I don't see how it would be any faster.
there are not even 200k words in english and a chunk of them are not used in such games due to PC police. It would be fast enough.
in your tool, I would load the file and then cull anything you can't make purely from the available letters right off. Then whatever is left, you can do a few passes... one pass to get rid of what can't be made due to adjacency, whatever.. you want the smallest list possible when you get down to the 'can I make this one' phase.
I normally avoid trees but here, you may consider that if you find a prefix, you may find more, eg the may mean that then or them are present: you can't find either without finding the first... so if your wordlist were treed up to reflect that, your searching could maybe find an advantage.
most of the time if you find eat, you also find ate and tea ... anagram exploitation, and partial anagram exploitation...
You could iterate the dictionary and search the board, or iterate the board and search the dictionary.
The latter is probably easier to code. Fewer data structures.
The sowpods list has 267,753 words with a size of 2.83MB. In the scheme of things this is not a big file/container. If you had say a Dictionary class with the right structure, then once it was built from the file then searching would be pretty fast.
boggle is easier than scrabble though, it has no blanks and I don't think 3 zs are possible ever, Q without U isnt possible as they tied them together, and so on.
Several online dictionaries have around 470K entries. Are words that are spelt the same but have different meanings to be classified as different words?
English, especially the American variant, borrows words from other languages quite ruthlessly.
It is "colour" in Brit-speak, "color" in 'Murrican. Same meaning, but spelling makes two different words.
yea I saw that too. It depends on how you want to define it.
English 171,476 Oxford English Dictionary, Second Edition + 47,156 archaic/obsolete for a total of 218k.
webster's 3rd is 470ish but contain multi word entries.
the million + includes both multi word entries, foreign adopted words, jargon, and so on.
That would probably take a while... I might be able to put them into a CSV file, although I don't know if that would be any quicker.
Just to beat this dead horse further-- let's suppose for the sake of argument that it is indeed too slow, determined by the requirements of the application. What would be faster? You need to load (or at least, sift through) N elements at some point (even if only once initially) to check matches. There might be micro-optimizations you could do, like perhaps making things binary instead of plaintext w/ prepended lengths instead of whitespace, but at the end of the day, you still need to iterate through the data.
For fun, you could try taking in a plaintext file of words and transforming it into a binary file, and then measure to see if it saves time to load it. If reading from disk is determined to be the bottleneck (again, from real measuring, not guessing), the dictionary data could be compressed first, and then decompressed in memory (using a compression library like zlib).

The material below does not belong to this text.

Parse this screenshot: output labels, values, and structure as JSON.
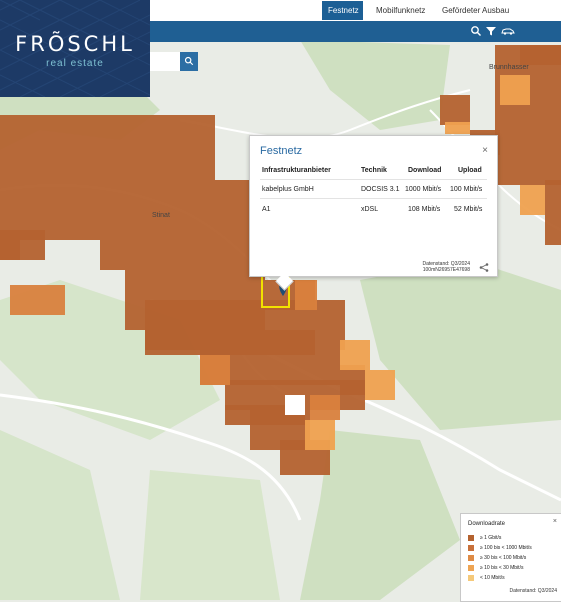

The Official Scrabble Players wordlist licensed from North American Scrabble Players Association (NASPA) is 1.8MB as a simple plaintext file. I store it in a compressed format, eliminating characters that repeat from the previous word and compressing diphthongs. The result is a 173KB file. Takes me just over 1.5 seconds to load into a std::set.
Well, "too slow" depends on the application, not on the actual time. A process can be fast enough that any further optimizations are a waste of effort.
My first impression is that 1.5 seconds is too slow by three orders of magnitude.
Yeah, I agree it's too long, however, the load is only done once as part of program startup. Do you seriously think it would be possible to load a file of that size in 15 milliseconds?
I have no doubt I could come up with a file structure I could read directly into memory eliminating decompression and insertion into a set. I would be compromising file size for loading speed, but I doubt I could read that into memory in 15 milliseconds even using large block binary transfers.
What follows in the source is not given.